Secara normatif, hukum menjalankan perannya melalui sistem sanksi yang dapat berupa pidana, perdata, atau administratif. Sanksi tersebut dirancang agar individu menyesuaikan tindakannya dengan aturan yang berlaku. Dalam hal ini, hukum bersifat koersif---artinya ia memiliki kekuatan paksa untuk memastikan kepatuhan. Contohnya dapat dilihat dalam hukum pidana, yang melarang tindakan tertentu dan memberikan hukuman bagi pelanggarnya sebagai bentuk kontrol terhadap perilaku menyimpang.
Namun, secara kritis, efektivitas hukum sebagai kontrol sosial tidak dapat dilepaskan dari konteks sosial, budaya, dan politik tempat hukum itu berlaku. Di banyak kasus, hukum sering kali mencerminkan kepentingan dominan dari kelompok penguasa (elit), sehingga kehilangan fungsinya sebagai pengendali sosial yang adil dan partisipatif. Hal ini diperparah jika penegakan hukum lemah, diskriminatif, atau bahkan koruptif, sehingga justru menciptakan ketidakpercayaan publik dan resistensi sosial. Dalam situasi ini, hukum bukan lagi alat kontrol sosial yang konstruktif, melainkan alat penindasan.

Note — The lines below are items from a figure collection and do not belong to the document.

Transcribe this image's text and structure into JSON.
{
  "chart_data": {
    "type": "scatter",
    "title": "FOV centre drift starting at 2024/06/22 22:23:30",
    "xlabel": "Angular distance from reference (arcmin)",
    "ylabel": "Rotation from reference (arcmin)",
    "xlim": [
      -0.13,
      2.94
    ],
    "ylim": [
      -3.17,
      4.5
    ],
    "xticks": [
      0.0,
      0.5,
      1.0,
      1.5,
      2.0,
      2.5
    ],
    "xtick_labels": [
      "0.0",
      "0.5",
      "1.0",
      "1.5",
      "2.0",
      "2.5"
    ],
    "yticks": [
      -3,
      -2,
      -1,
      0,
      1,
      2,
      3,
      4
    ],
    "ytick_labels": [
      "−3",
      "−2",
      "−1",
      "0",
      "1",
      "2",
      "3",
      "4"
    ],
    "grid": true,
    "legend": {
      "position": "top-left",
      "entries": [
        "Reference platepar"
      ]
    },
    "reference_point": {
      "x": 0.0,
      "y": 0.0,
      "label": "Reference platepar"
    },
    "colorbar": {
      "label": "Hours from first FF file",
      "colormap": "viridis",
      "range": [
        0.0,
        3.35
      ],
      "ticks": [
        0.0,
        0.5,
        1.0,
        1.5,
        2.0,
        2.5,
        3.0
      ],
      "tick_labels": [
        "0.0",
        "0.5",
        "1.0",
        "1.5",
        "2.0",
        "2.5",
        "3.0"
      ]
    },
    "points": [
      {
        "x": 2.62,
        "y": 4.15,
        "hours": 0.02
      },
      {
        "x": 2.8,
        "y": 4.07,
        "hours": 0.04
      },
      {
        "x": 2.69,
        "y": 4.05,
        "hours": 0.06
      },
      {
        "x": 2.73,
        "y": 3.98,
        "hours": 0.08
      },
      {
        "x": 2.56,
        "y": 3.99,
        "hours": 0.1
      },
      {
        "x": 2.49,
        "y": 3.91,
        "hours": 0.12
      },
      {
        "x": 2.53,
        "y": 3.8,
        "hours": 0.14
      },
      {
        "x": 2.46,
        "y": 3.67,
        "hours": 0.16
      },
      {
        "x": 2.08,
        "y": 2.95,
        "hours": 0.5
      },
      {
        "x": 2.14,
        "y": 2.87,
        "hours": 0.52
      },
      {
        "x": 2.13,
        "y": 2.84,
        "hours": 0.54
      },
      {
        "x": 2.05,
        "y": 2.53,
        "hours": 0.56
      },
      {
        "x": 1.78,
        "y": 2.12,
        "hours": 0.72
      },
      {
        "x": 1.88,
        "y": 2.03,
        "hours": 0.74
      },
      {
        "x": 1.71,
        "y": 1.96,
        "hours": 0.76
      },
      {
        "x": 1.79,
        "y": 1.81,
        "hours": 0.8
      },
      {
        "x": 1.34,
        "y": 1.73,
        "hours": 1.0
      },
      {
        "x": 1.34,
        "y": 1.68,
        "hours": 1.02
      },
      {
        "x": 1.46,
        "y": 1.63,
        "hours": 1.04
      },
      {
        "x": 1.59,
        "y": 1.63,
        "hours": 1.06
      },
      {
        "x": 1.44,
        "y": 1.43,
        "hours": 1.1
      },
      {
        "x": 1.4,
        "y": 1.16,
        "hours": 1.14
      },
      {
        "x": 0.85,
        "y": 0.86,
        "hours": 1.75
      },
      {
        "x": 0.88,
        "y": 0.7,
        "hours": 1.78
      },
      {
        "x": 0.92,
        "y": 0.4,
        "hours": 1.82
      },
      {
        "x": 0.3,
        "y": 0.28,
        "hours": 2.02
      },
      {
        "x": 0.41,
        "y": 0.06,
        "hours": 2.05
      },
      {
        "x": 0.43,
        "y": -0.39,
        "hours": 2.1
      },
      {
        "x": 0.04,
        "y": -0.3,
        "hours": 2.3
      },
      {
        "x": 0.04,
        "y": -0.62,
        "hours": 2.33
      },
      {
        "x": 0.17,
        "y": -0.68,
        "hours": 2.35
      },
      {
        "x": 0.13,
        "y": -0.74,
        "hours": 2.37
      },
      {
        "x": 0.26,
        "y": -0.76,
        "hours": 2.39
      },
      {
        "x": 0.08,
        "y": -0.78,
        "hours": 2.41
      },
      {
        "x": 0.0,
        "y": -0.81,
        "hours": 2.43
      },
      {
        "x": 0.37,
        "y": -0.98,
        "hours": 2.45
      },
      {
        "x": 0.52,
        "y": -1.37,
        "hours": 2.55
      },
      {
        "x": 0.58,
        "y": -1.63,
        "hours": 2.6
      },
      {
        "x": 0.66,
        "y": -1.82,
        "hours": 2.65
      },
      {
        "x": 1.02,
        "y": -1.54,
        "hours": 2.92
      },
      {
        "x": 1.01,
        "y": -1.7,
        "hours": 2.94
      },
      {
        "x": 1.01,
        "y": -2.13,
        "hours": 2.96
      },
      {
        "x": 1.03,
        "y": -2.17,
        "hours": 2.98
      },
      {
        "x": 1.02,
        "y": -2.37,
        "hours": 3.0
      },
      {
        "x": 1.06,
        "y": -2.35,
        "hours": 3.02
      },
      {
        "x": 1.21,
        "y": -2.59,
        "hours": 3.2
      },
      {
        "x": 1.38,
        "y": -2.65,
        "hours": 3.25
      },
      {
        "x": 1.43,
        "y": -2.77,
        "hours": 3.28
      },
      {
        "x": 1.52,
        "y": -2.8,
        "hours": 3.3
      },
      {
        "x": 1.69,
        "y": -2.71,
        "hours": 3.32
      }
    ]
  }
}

Kritik juga muncul ketika hukum tidak responsif terhadap nilai-nilai yang hidup dalam masyarakat. Ketika norma hukum tidak mencerminkan norma sosial, maka potensi ketidaktaatan akan meningkat. Misalnya, hukum yang tidak mempertimbangkan adat atau nilai lokal kerap dianggap tidak relevan atau bahkan mengganggu harmoni sosial.
Di sisi lain, fungsi kontrol sosial hukum tidak berjalan sendiri. Ia bekerja bersama pranata sosial lain seperti agama, moral, adat, dan opini publik. Oleh karena itu, hukum harus bersinergi dengan norma-norma non-hukum agar perannya sebagai pengendali sosial tidak semata bersifat represif, tetapi juga preventif dan edukatif.
Dengan demikian, peran hukum sebagai social control sangat strategis, namun efektivitasnya sangat bergantung pada legitimasi sosial, keadilan substansial, serta konsistensi penegakan hukum itu sendiri. Tanpa keadilan dan kepercayaan publik, hukum akan kehilangan otoritas moralnya sebagai kontrol sosial.
CONTOH HUKUM DAN SOCIAL CONTROL DI MASYARAKAT
Salah satu contoh konkret hukum sebagai alat kontrol sosial adalah Undang-Undang Lalu Lintas dan Angkutan Jalan (UU No. 22 Tahun 2009). Aturan ini mengatur perilaku pengguna jalan, seperti keharusan menggunakan helm bagi pengendara sepeda motor, larangan melawan arus, dan batas kecepatan kendaraan. Melalui hukum ini, negara menetapkan standar perilaku berkendara yang aman demi menjaga ketertiban dan keselamatan publik. Sanksi berupa denda atau kurungan diberikan bagi pelanggar sebagai bentuk paksaan hukum agar masyarakat tertib.
Contoh lainnya adalah Undang-Undang Informasi dan Transaksi Elektronik (UU ITE). Hukum ini menjadi instrumen kontrol sosial terhadap perilaku masyarakat di dunia maya, seperti ujaran kebencian, hoaks, dan pencemaran nama baik. Di era digital, hukum ini merespons perubahan sosial dan perkembangan teknologi sebagai upaya mencegah penyimpangan baru yang tidak dijangkau hukum konvensional.
Namun efektivitas hukum sebagai kontrol sosial juga ditentukan oleh kesadaran hukum masyarakat. Jika masyarakat sadar dan patuh terhadap hukum, maka kontrol sosial berjalan secara preventif. Sebaliknya, jika hukum tidak dipatuhi, maka fungsi kontrol akan melemah dan menimbulkan ketidaktertiban.
REFLEKSI PERAN MAHASISWA DALAM MEMBERIKAN KONTROL SOSIAL DAN MEMERANKAN HUKUM SEBAGAI SOCIAL CONTROL
Mahasiswa sebagai bagian dari kelompok intelektual memiliki tanggung jawab moral untuk menjadi agen perubahan (agent of change) dan kontrol sosial (social control) dalam masyarakat. Dalam konteks hukum sebagai kontrol sosial, mahasiswa tidak hanya berperan sebagai objek hukum, tetapi juga sebagai subjek aktif yang mengawasi pelaksanaan hukum agar berjalan adil dan sesuai nilai-nilai keadilan sosial.